26) Prior to the said merger,
27) Following the merger, the founding partners of ECM Libra Bhd would own and control a combined 20% stake in the merged entity, for which the Plaintiff would own a 6% interest.
28) The share capital of the merged entity would be boosted to approximately RM840 million allowing it to become a full investment bank able to take deposits. Shareholders of ECM Libra Bhd, if they wanted to apply for an investment banking license on its own merit would need inter-alia to inject additional funds as mandated by Bank Negara’s investment banking guidelines which require investment banks to increase their share capital to RM500 million within three years.
29) The Plaintiff in a press statement, as reported by Bernama on the 19. 1. 2006 admitted that, and on being asked what would happened if ECM Libra Bhd was not able to have the merger approved by the authorities said:
“We would have been seriously disadvantaged against the other new investment banks which had the required capital funds and could carry out the full range of investment banking services. At the end of three years, when we would be required to ensure that our capital funds was at least RM500 million, it would have necessitated huge cash injection from our shareholders.
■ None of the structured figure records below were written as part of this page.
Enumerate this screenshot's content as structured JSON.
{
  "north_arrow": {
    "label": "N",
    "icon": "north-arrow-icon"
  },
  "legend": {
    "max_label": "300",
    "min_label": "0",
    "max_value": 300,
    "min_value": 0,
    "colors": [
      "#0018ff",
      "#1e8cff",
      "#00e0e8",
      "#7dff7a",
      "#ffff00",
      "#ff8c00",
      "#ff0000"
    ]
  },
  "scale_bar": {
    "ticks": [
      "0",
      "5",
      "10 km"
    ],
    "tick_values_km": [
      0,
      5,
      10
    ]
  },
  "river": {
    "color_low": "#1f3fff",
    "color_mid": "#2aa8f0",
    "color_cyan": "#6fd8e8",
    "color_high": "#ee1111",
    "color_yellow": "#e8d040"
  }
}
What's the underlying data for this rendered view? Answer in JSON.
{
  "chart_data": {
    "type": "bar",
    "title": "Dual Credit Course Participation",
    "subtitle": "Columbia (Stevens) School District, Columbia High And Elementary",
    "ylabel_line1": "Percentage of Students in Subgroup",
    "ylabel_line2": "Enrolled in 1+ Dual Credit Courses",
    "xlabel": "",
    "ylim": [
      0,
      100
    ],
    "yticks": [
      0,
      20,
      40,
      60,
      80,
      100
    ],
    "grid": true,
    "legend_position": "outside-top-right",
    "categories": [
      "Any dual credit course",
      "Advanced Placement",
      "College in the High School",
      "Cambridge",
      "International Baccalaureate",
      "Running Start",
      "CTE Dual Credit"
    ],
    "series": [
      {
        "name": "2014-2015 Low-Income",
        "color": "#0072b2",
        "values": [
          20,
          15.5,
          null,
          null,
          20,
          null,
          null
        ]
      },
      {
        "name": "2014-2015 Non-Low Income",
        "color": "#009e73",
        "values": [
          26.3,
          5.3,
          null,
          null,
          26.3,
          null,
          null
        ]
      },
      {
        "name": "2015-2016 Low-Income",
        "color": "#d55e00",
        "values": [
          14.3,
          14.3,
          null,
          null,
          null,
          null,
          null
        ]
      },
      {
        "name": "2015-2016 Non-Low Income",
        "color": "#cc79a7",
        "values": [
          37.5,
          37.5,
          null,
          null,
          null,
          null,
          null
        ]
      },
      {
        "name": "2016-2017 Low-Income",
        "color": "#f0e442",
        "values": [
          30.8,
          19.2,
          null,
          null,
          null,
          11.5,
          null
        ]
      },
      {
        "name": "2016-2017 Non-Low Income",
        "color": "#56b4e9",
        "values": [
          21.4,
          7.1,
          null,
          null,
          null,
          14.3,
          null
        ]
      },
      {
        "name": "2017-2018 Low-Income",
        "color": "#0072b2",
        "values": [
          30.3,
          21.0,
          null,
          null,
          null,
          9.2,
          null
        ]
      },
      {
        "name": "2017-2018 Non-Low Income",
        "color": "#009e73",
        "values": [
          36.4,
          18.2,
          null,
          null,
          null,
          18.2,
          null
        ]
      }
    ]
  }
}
By pursuing the merger route, we will emerge a much bigger and stronger entity and not require cash injection from shareholders.”
30) Additionally, if there was no merger, ECM Libra Bhd’s shareholders will have to inject a minimum of RM100 million to satisfy the financial requirements for “discount house” license, over and above the RM500 million unimpaired share capital requirement.
31) Approvals and or license from the Minister of Finance would need to be obtained. The Minister of Finance did grant such approvals, notwithstanding the conflict of interest as Khairy Jamaluddin, is a director and shareholder of ECM Libra and is also the son-in-law of the Prime Minister who is also the Minister for Finance. The Plaintiff as Chairman of ECM Libra Bhd, knew of the aforesaid circumstances and has therefore aided and abetted in the corrupt scheme. The Plaintiff has also benefited substantially from the said scheme.
32) Other relevant approval agencies are directly and or indirectly beholden to the Ministry of Finance.
33) The merger has created so much controversy that on the 13. 4. 2006, the matter was tabled before Parliament, but the Government has to date failed to give any or any adequate explanation for this glaring act of impropriety.
34) On 28.6. 2006, the merged entity, ECM Libra Avenue Bhd (713570-K) was listed in the main board of the Kuala Lumpur Stock Exchange (Stock Number 2143) with a paid up share capital of RM830,901,953 comprising of 830,901,953 ordinary shares of RM1.00 each.
35) Taking into account paragraph 5 to 8, and paragraph 23 and 24 above, the sale of the ECM Libra operating subsidiaries and the then “BBMB Securities Sdn Bhd” in 31.3.2004 to South Peninsular Industries Bhd (which was renamed to ECM Libra Bhd after the said acquisition) was valued at RM502,811,479, yet within two years, the same operating subsidiaries were in turn sold pursuant to the aforesaid merger with Avenue Capital Resources Bhd for RM442,000,000 with a total net tangible asset value at RM210,000,000.
36) Therefore, the value of the earlier sale and purchase in 2004 of the said companies was grossly over-valued by attributing to “goodwill” an incredible RM360,000,000, which cannot be justified in any circumstances. Being a public listed company that corporate exercise amounts to a fraud on the public.
37) The Plaintiff, as Chairman in his Annual Report as at 31.3.2005 reported that the said company had obtained its maiden profits of RM40.3 million as compared to a loss of RM10.6 million in the previous year. Yet in the said merger exercise, the very same companies, and an additional company (ECM Libra Capital Markets Sdn Bhd) were sold for lesser value as compared to the original purchase price in 2004 which the company paid for.
Therefore I verily state that my comments are justified and or in the alternative, my comments in the circumstances are fair comments on an issue of public interest.